Starc likened the pitch at the YS Rajasekhara Reddy ACA-VDCA Stadium here to Mumbai’s Wankhede Stadium, where Australia were bowled out for 188 on a seaming wicket and India too lost wickets in cluster at the top before winning by five wickets.

“It was similar to Mumbai in the fact that there was no scoreboard pressure on the chasing team at any stage,” Starc added.

Starc exposed the Indian batters’ frailties against quality left-arm pace bowling by swinging the ball into them. Suryakumar Yadav was sent back by the lanky quick for a second successive first-ball duck.

Asked if he had a plan for Surya, Starc said, “I cannot say if I have thought it that way (as to) who is the batter at the other end. For me, the plan does not change if it is a left-hander or a right-hander, I am still trying to bowl fast and swing it and hit the stumps,” he said.

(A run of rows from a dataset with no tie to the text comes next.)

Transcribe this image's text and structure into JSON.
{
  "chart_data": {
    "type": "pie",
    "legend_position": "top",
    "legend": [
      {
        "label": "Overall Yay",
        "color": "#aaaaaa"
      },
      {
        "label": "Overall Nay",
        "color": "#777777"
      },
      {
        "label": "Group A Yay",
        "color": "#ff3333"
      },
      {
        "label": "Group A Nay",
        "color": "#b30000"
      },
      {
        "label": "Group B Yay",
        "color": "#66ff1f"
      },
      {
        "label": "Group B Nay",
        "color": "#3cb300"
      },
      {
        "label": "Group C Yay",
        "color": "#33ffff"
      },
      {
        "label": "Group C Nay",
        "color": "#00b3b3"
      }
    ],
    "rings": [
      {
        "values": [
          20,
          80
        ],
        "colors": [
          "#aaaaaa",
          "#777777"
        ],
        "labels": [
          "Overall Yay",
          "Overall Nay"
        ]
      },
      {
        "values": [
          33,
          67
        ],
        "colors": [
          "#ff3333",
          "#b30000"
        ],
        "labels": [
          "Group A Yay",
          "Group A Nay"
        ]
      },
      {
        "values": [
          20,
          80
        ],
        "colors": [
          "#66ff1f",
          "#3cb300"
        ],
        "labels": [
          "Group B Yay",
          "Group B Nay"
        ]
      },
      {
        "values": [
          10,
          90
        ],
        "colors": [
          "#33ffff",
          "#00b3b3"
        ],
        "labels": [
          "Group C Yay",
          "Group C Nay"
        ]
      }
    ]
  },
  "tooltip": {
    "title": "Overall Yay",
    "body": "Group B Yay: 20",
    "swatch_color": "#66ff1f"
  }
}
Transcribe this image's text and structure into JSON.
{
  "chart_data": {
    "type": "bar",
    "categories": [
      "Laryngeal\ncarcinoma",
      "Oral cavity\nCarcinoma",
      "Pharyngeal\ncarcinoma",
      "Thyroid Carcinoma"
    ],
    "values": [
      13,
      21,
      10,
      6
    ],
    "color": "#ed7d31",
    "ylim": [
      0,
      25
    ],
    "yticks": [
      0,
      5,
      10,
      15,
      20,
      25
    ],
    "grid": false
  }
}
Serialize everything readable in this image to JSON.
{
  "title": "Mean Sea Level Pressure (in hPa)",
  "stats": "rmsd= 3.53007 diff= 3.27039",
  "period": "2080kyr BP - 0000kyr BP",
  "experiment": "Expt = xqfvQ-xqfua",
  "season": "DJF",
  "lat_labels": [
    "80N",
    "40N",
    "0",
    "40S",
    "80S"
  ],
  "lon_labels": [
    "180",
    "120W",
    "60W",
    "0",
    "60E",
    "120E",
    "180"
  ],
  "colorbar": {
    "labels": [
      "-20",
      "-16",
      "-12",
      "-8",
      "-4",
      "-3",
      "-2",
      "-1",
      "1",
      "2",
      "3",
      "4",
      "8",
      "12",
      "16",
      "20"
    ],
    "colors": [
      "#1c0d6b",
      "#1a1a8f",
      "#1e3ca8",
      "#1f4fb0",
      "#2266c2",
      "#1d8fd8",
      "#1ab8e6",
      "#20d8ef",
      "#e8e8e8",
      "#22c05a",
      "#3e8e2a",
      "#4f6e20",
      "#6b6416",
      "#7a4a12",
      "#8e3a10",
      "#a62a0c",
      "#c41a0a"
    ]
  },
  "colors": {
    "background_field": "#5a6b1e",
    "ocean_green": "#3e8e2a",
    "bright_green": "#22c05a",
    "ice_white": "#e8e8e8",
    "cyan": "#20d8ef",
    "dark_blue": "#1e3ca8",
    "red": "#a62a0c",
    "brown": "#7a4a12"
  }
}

Starc said there were no specific plans against the Indian right-handers. “My plan has not changed for 13 years, which is to bowl full at the stumps and try to swing it in. I think that has just been my role to try and take wickets upfront in the powerplay and that means that I tend to bowl fuller lengths than some other guys like Cameron Green or Pat (Cummins) or Josh (Hazlewood),” he said.

“At times that means I am more expensive but I am trying for a dismissal, so certainly (did) not (have) a new game plan in the last two games. It is something that I have done for a long time, be aggressive and take wickets and, today, our whole bowling attack did that, when we had six wickets in the powerplay.

“That is a big step forward in one-day cricket, when you have a powerhouse batting unit like India have. If you can take wickets in the powerplay that means you can control the game to some respect,” Starc added.

The Australian pace spearhead said the side was focused on winning the series in in Chennai and it was not too much obsessed with ODI World Cup preparations right now.

“A few of us have been here to get accustomed to conditions. With one eye on the World Cup in particular conditions and against India, that is one by-product of the series,” he said.

“This is still (an ongoing) series against India, which we want to win. We move to Chennai for the decider which is exciting. Once we are past that game there will be more focus on the World Cup. (There are) parts of the series with the World Cup on your mind but predominantly for this group, there is a chance to win a one-day in India which is pretty special,” he concluded.